As to the temporary five-week transfer to an alternative school, it was made clear in Nevares v. San Marcos Consolidated Independent School District that a transfer to an alternative school with stricter discipline does not deny the student's access to a free public education and therefore does not violate a federal protected property or liberty interest. 111 F.3d 25, 26 (5th Cir.1997).

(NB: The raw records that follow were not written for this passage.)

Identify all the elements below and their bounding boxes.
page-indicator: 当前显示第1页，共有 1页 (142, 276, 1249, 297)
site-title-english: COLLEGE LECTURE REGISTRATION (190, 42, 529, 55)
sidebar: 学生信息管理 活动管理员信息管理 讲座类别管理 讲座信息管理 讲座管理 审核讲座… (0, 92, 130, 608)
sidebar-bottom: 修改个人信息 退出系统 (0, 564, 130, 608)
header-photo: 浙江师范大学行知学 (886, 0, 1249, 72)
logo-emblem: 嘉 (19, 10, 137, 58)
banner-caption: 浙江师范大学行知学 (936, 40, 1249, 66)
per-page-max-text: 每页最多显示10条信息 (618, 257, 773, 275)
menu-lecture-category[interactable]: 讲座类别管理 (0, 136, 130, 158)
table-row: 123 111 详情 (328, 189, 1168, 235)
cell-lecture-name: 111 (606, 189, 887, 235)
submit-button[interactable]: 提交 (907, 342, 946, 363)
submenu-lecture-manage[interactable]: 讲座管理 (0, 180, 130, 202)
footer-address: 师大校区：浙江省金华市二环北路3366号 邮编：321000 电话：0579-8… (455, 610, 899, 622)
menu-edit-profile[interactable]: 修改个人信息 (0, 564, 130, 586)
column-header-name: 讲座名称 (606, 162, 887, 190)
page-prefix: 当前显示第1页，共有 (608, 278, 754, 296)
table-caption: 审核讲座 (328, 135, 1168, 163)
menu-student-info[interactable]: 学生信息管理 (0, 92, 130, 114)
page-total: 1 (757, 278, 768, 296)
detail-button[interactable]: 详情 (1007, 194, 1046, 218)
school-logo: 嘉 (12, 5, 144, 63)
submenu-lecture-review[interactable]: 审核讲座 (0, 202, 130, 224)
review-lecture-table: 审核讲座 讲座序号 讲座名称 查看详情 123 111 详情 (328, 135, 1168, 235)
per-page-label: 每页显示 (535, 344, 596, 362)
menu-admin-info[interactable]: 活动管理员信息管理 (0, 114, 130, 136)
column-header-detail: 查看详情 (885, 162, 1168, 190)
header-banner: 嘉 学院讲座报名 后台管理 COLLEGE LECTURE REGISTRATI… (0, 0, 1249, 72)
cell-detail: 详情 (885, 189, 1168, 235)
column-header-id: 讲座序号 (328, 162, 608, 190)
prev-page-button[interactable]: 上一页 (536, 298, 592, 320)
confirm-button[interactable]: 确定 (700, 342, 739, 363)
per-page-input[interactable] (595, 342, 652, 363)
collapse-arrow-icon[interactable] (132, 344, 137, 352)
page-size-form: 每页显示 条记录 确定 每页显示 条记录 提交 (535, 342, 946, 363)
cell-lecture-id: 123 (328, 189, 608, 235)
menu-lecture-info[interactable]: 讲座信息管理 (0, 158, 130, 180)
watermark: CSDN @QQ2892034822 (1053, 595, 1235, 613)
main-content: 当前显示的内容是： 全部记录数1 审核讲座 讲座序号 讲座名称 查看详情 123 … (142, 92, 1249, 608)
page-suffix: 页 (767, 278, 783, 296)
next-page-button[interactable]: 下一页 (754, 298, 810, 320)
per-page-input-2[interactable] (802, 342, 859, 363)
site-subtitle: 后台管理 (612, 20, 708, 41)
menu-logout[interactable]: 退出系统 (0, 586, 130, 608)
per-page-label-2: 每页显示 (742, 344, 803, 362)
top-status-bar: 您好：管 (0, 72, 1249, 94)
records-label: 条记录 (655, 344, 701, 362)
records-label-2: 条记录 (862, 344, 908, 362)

With respect to the seven-day suspension, since the suspension was for less than ten days, Taylor Bell was only entitled to “be given oral or written notice of the charges against him and, if he denies them, an explanation of the evidence the authorities have and opportunity to present his side of the story.” Harris v. Pontotoc County School District, 635 F.3d 685 (5th Cir.2011) (quoting Goss v. Lopez, 419 U.S. 565, 574, 95 S.Ct. 729, 42 L.Ed.2d 725 (1975)). There is no particular delay or formality required, but there must have been at least “an informal give-and-take between student and disciplinarian.” Goss, 419 U.S. at 582, 95 S.Ct. 729. In this case, both Taylor Bell and his mother were given oral and written notice of the charges against him. Taylor Bell was given two hearings during which he had the opportunity to give his side of the story while represented by counsel.
III. CONCLUSION
For the reasons discussed above, the court concludes that the plaintiffs' motion for summary judgment should be denied. The court concludes further that the defendants' motion for summary judgment should be granted and that all of the plaintiffs' claims should be dismissed with prejudice. A Final Judgment shall issue forthwith.